L'écrit est une fête.


Ne vous limitez pas aux livres de marketing. Lisez de la fiction. Tout y est. King, Ellis, Bukowski, Beigbeder, ce que vous voulez.


Hemingway aussi. Surtout Hemingway.


C'est ce que je réponds désormais à ceux qui sollicitent des conseils de lecture.


Souvent, on me rétorque qu'Hemingway n'était pas un copywriter.


Sous-entendu que ça ne vaut pas la peine de passer des soirées à lire ses romans.


Que s'il devait écrire une page de vente, elle n'intéresserait personne.


Et que s'il était sur 5euros.com, personne ne voudrait de ses services.


Bien sûr, c'est faux.


Tout d'abord, nombre d'auteurs ont commencé leur carrière comme copywriter.
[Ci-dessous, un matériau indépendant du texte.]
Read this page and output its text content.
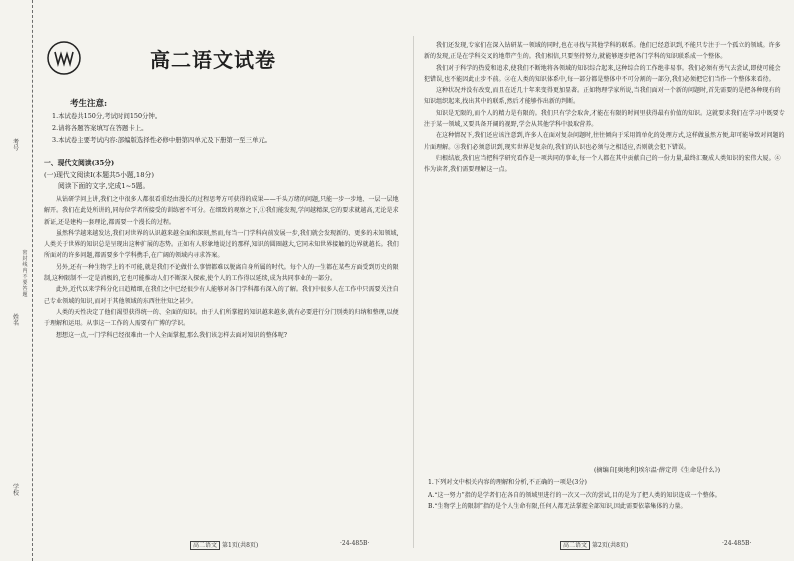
考号
姓名
学校
密 封 线 内 不 要 答 题
高二语文试卷
考生注意:

1.本试卷共150分,考试时间150分钟。

2.请将各题答案填写在答题卡上。

3.本试卷主要考试内容:部编版选择性必修中册第四单元及下册第一至三单元。

一、现代文阅读(35分)
(一)现代文阅读Ⅰ(本题共5小题,18分)
阅读下面的文字,完成1~5题。

从钻研学问上讲,我们之中很多人都很看重经由漫长的过程思考方可获得的成果——千头万绪的问题,只能一步一步地、一层一层地解开。我们在此处所讲的,同每位学者所接受的训练密不可分。在细致的观察之下,①我们能发现,学问越精深,它的要求就越高,无论是求新证,还是建构一套理论,都需要一个漫长的过程。

虽然科学越来越发达,我们对世界的认识越来越全面和深刻,然而,每当一门学科向前发展一步,我们就会发现新的、更多的未知领域,人类关于世界的知识总是呈现出这种扩展的态势。正如有人形象地说过的那样,知识的圆圈越大,它同未知世界接触的边界就越长。我们所面对的许多问题,都需要多个学科携手,在广阔的领域内寻求答案。

另外,还有一种生物学上的不可能,就是我们不论做什么事情都难以脱离自身所属的时代。每个人的一生都在某些方面受到历史的限制,这种限制不一定是消极的,它也可能推动人们不断深入探索,使个人的工作得以延续,成为共同事业的一部分。

此外,近代以来学科分化日趋精细,在我们之中已经很少有人能够对各门学科都有深入的了解。我们中很多人在工作中只需要关注自己专业领域的知识,而对于其他领域的东西往往知之甚少。

人类的天性决定了他们渴望获得统一的、全面的知识。由于人们所掌握的知识越来越多,就有必要进行分门别类的归纳和整理,以便于理解和运用。从事这一工作的人需要有广博的学识。

想想这一点,一门学科已经很难由一个人全面掌握,那么我们该怎样去面对知识的整体呢?

高二语文 第1页(共8页)	·24-485B·

我们还发现,专家们在深入钻研某一领域的同时,也在寻找与其他学科的联系。他们已经意识到,不能只专注于一个孤立的领域。许多新的发现,正是在学科交叉的地带产生的。我们相信,只要坚持努力,就能够逐步把各门学科的知识联系成一个整体。

我们对于科学的热爱和追求,使我们不断地将各领域的知识综合起来,这种综合的工作绝非易事。我们必须有勇气去尝试,即使可能会犯错误,也不能因此止步不前。②在人类的知识体系中,每一部分都是整体中不可分割的一部分,我们必须把它们当作一个整体来看待。

这种状况并没有改变,而且在近几十年来变得更加显著。正如物理学家所说,当我们面对一个新的问题时,首先需要的是把各种现有的知识组织起来,找出其中的联系,然后才能够作出新的判断。

知识是无限的,而个人的精力是有限的。我们只有学会取舍,才能在有限的时间里获得最有价值的知识。这就要求我们在学习中既要专注于某一领域,又要具备开阔的视野,学会从其他学科中汲取营养。

在这种情况下,我们还应该注意到,许多人在面对复杂问题时,往往倾向于采用简单化的处理方式,这样做虽然方便,却可能导致对问题的片面理解。③我们必须意识到,现实世界是复杂的,我们的认识也必须与之相适应,否则就会犯下错误。

归根结底,我们应当把科学研究看作是一项共同的事业,每一个人都在其中贡献自己的一份力量,最终汇聚成人类知识的宏伟大厦。④作为读者,我们需要理解这一点。

(摘编自[奥地利]埃尔温·薛定谔《生命是什么》)
1.下列对文中相关内容的理解和分析,不正确的一项是(3分)

A.“这一努力”指的是学者们在各自的领域里进行的一次又一次的尝试,目的是为了把人类的知识连成一个整体。

B.“生物学上的限制”指的是个人生命有限,任何人都无法掌握全部知识,因此需要依靠集体的力量。

高二语文 第2页(共8页)	·24-485B·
C'est notamment le cas de Fitzgerald, DeLillo, Leonard, Patterson et Rushdie ou encore Beigbeder en France.


Ensuite, comment ne pas être impressionné par des gens qui écrivent des livres composés de centaines de milliers de mots et qui comptent des millions de lecteurs à travers le monde ?


Nous, on a les genoux qui s'entrechoquent dès qu'un mail dépasse 500 mots ou une page de vente quelques milliers de mots.


Sûr, les formats ne sont pas comparables. Mais c'est peut-être aussi que leurs écrits sont bien plus passionnants que ceux qui peuplent Internet.


Une génération de copywriters obsédés par Hemingway.


Outre-Atlantique, Ernest Hemingway est devenu le dieu d'une nouvelle génération de rédacteurs web, copywriters et autres ghostwriters.


Son style simple et minimaliste est considéré comme le parangon de l'écriture parfaite.


J'ai relu dernièrement Paris est une fête. Et j'ai identifié 3 raisons pour lesquelles Hemingway aurait fait un meilleur copywriter que vous et moi réunis.


Il nous emporte dans l'histoire.


Hemingway utilise beaucoup de petits détails scéniques sans jamais nous ennuyer avec de longues descriptions.


On arrive parfaitement à imaginer ce qui se trame et on se retrouve, malgré nous, dans le feu de l'action.


Au café je rencontrai un homme, mangeur de feu de son état, qui pliait aussi en deux des pièces de monnaie en les tenant entre le pouce et l’index dans ses mâchoires édentées. Ses gencives étaient meurtries mais apparemment fermes ainsi qu’il me le fit remarquer et il me dit que ce n’était pas un mauvais métier. Je l’invitai à prendre un verre et il en fut enchanté. Il avait un beau visage sombre qui brillait et scintillait quand il mangeait du feu. Il dit que, dans une ville comme Lyon, cela ne rapportait guère de manger du feu ou de faire des tours de force avec les doigts et les mâchoires. De faux mangeurs de feu ruinaient le métier et continueraient à le ruiner partout où on les laisserait opérer. Lui-même avait mangé du feu toute la soirée sans gagner de quoi manger autre chose cette nuit-là. Je le conviai à un nouveau verre pour faire passer le goût de l’essence qui subsistait dans sa bouche après son repas de feu et lui proposai de dîner avec moi s’il connaissait un bon endroit suffisamment bon marché. Il dit qu’il en connaissait un qui était excellent. Nous fîmes un dîner très économique dans un restaurant algérien et j’aimais la nourriture et le vin d’Algérie. Le mangeur de feu était un brave homme et c’était intéressant de le voir manger et mâcher avec ses gencives aussi bien que la plupart des gens avec leurs dents.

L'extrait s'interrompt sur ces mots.